Car, truck and two-wheeler makers are likely to offer heavy discounts and other freebies to customers in the upcoming festive season, as the automotive sector looks for desperate measures to prop up sales. "The auto industry, as a whole, has not been doing too well. As a strategy, companies are bound to go for more aggressive customer acquisition, Pawan Goenka, President Automotive and former President of industry body SIAM told India Today on Friday.

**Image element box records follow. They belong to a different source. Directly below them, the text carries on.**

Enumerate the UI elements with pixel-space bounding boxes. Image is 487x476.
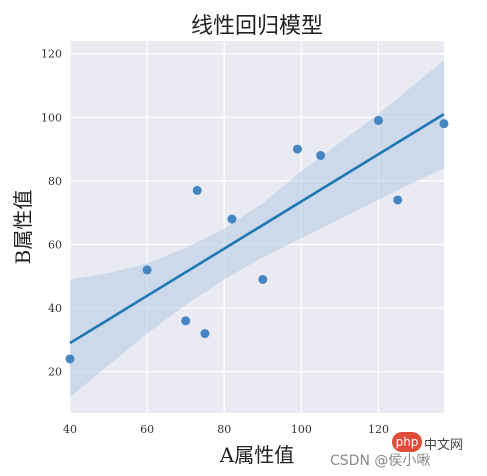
data-point-5 <box>227 214 237 224</box>
y-tick-label-2: 60 <box>48 238 62 251</box>
x-tick-label-1: 60 <box>140 423 154 436</box>
watermark-badge: php <box>392 432 422 452</box>
data-point-2 <box>181 316 191 326</box>
x-axis-label: A属性值 <box>219 443 294 467</box>
chart-title: 线性回归模型 <box>191 14 323 39</box>
data-point-8 <box>316 150 326 160</box>
watermark-text: CSDN @侯小啾 <box>330 453 431 469</box>
y-axis-label: B属性值 <box>11 190 35 265</box>
y-tick-labels: 20 40 60 80 100 120 <box>41 48 62 379</box>
data-point-3 <box>192 185 202 195</box>
data-point-11 <box>439 119 449 129</box>
y-tick-label-1: 40 <box>48 302 62 315</box>
data-point-6 <box>258 274 268 284</box>
x-tick-label-3: 100 <box>291 423 312 436</box>
x-tick-labels: 40 60 80 100 120 <box>63 423 389 436</box>
data-point-1 <box>142 265 152 275</box>
x-tick-label-2: 80 <box>217 423 231 436</box>
regression-line <box>69 113 445 345</box>
data-point-0 <box>65 354 75 364</box>
y-tick-label-3: 80 <box>48 175 62 188</box>
data-points <box>65 115 449 364</box>
data-point-4 <box>200 329 210 339</box>
watermark-cn: 中文网 <box>424 438 464 453</box>
y-tick-label-4: 100 <box>41 111 62 124</box>
data-point-9 <box>373 115 383 125</box>
data-point-10 <box>393 195 403 205</box>
y-tick-label-5: 120 <box>41 48 62 61</box>
y-tick-label-0: 20 <box>48 366 62 379</box>
x-tick-label-4: 120 <box>368 423 389 436</box>
x-tick-label-0: 40 <box>63 423 77 436</box>
data-point-7 <box>292 144 302 154</box>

" There will also be cost controls at all levels. The automotive industry has been battling falling sales for eight consecutive months in cars and 17 straight months for heavy vehicles, leading to these companies resorting to laying off staff. Even sales of two-wheelers, that so far have remained insulated, have slowed down over the last two months. Picture for representation. Normally, festive season goodies on offer from auto makers range from cash discounts, free insurance loyalty exchange bonus and accessories. Last year, car makers, including Honda Siel Cars, Tata Motors, Maruti Suzuki and Ford India reportedly offered discounts of around Rs.60,000 on their vehicles to capitalise on the festive season and revive sluggish demand.

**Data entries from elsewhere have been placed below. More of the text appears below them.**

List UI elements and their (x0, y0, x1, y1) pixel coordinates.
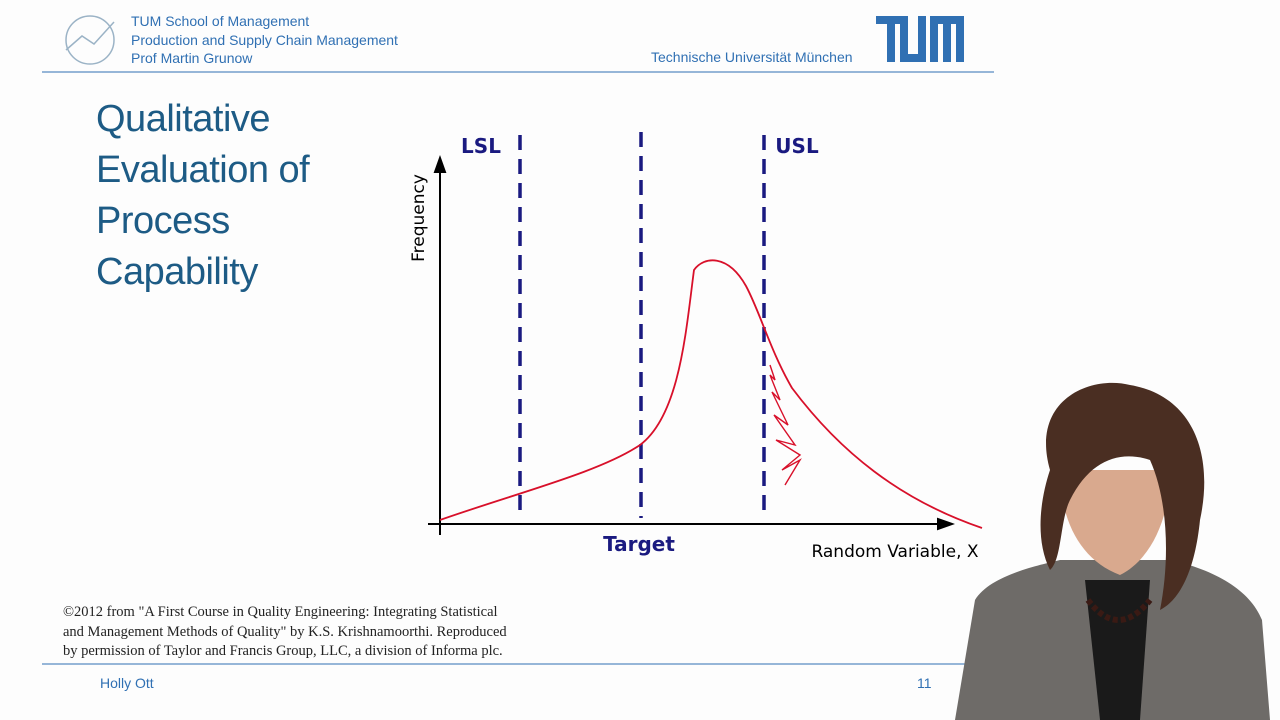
institution: TUM School of Management Production and … (131, 12, 398, 68)
institution-line: Prof Martin Grunow (131, 50, 253, 66)
axes (428, 155, 955, 535)
distribution-curve (439, 259, 983, 529)
logo-mark (65, 15, 115, 65)
tum-logo (876, 16, 964, 62)
title-line: Process (96, 200, 230, 242)
citation-line: ©2012 from "A First Course in Quality En… (63, 604, 498, 620)
hatching (769, 364, 802, 486)
title-line: Evaluation of (96, 149, 310, 191)
lsl-label: LSL (461, 134, 501, 158)
slide-title: Qualitative Evaluation of Process Capabi… (96, 94, 310, 298)
usl-label: USL (775, 134, 819, 158)
citation: ©2012 from "A First Course in Quality En… (63, 603, 507, 662)
institution-line: Production and Supply Chain Management (131, 31, 398, 48)
title-line: Capability (96, 251, 258, 293)
university: Technische Universität München (651, 49, 853, 65)
x-axis-label: Random Variable, X (811, 542, 978, 562)
limit-lines (518, 132, 766, 518)
presenter (955, 382, 1270, 720)
y-axis-label: Frequency (409, 174, 429, 262)
presenter-name: Holly Ott (100, 675, 154, 691)
citation-line: and Management Methods of Quality" by K.… (63, 623, 507, 640)
institution-line: TUM School of Management (131, 13, 310, 29)
title-line: Qualitative (96, 98, 271, 140)
target-label: Target (603, 532, 675, 556)
page-number: 11 (917, 675, 932, 691)
citation-line: by permission of Taylor and Francis Grou… (63, 643, 503, 659)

 With the festival of Onam approaching in Kerala, and the Ganpati festival in Maharashtra starting from September 9, car makers would look to boost sales through discounts. "There would definitely be discounts ranging from mid to heavy, since the industry is going through a slowdown, says Rakesh Batra, National Leader, Automotive Practice, EY (earlier Ernst & Young). "But that also depends on the level of inventory in products. Products with high inventory will see higher discounts, while new ones like the Ford Ecosport or products with long waiting list like the Honda Amaze, will not see such big discounts, he added. There would also be discounts at the dealer level. However, the escalating price of inputs in view of the falling rupee (for imported parts) can be a dampener," Batra said. Meanwhile, auto companies say there would be manpower 'adjustments' in tune with market realities.
"We continue to align a dynamic mix of permanent and temporary workers, including trainees and there tend to be the cyclical changes based on adjustments of temporary resources," a Tata Motors spokesperson said. "Additionally, we continue to look at our manpower planning in a prudent fashion to be in sync with the market environment, avoiding a blind replacement of superannuating employees. This has enabled a better alignment of our people resources to current business requirements. Tata Motors has cut its workforce by 21 per cent at its Pantnagar plant in Uttarakhand, where it employed 5,838 people, even as its passenger vehicle sales in the domestic market fell 56 per cent to 10,824 units in July, from 26,240 units a year ago. M&M had laid off 500 temporary staff at its Chakan plant in Maharashtra. "While we do not comment on specifics of our manpower, we would like to reiterate that there has not been any dramatic change and reduction in our manpower in the Pantnagar factory (as suggested in some media reports).
We had been doing well till two to three months back," said Goenka. "But now, like every other auto company, we need to cut costs. Some companies go in for plant closures. Asked if the company would halt launch of new models in the wake of sluggish demand, Goenka said, "Product launch decisions are decided separately, and are long term plans. They do not depend on vagaries in the economy."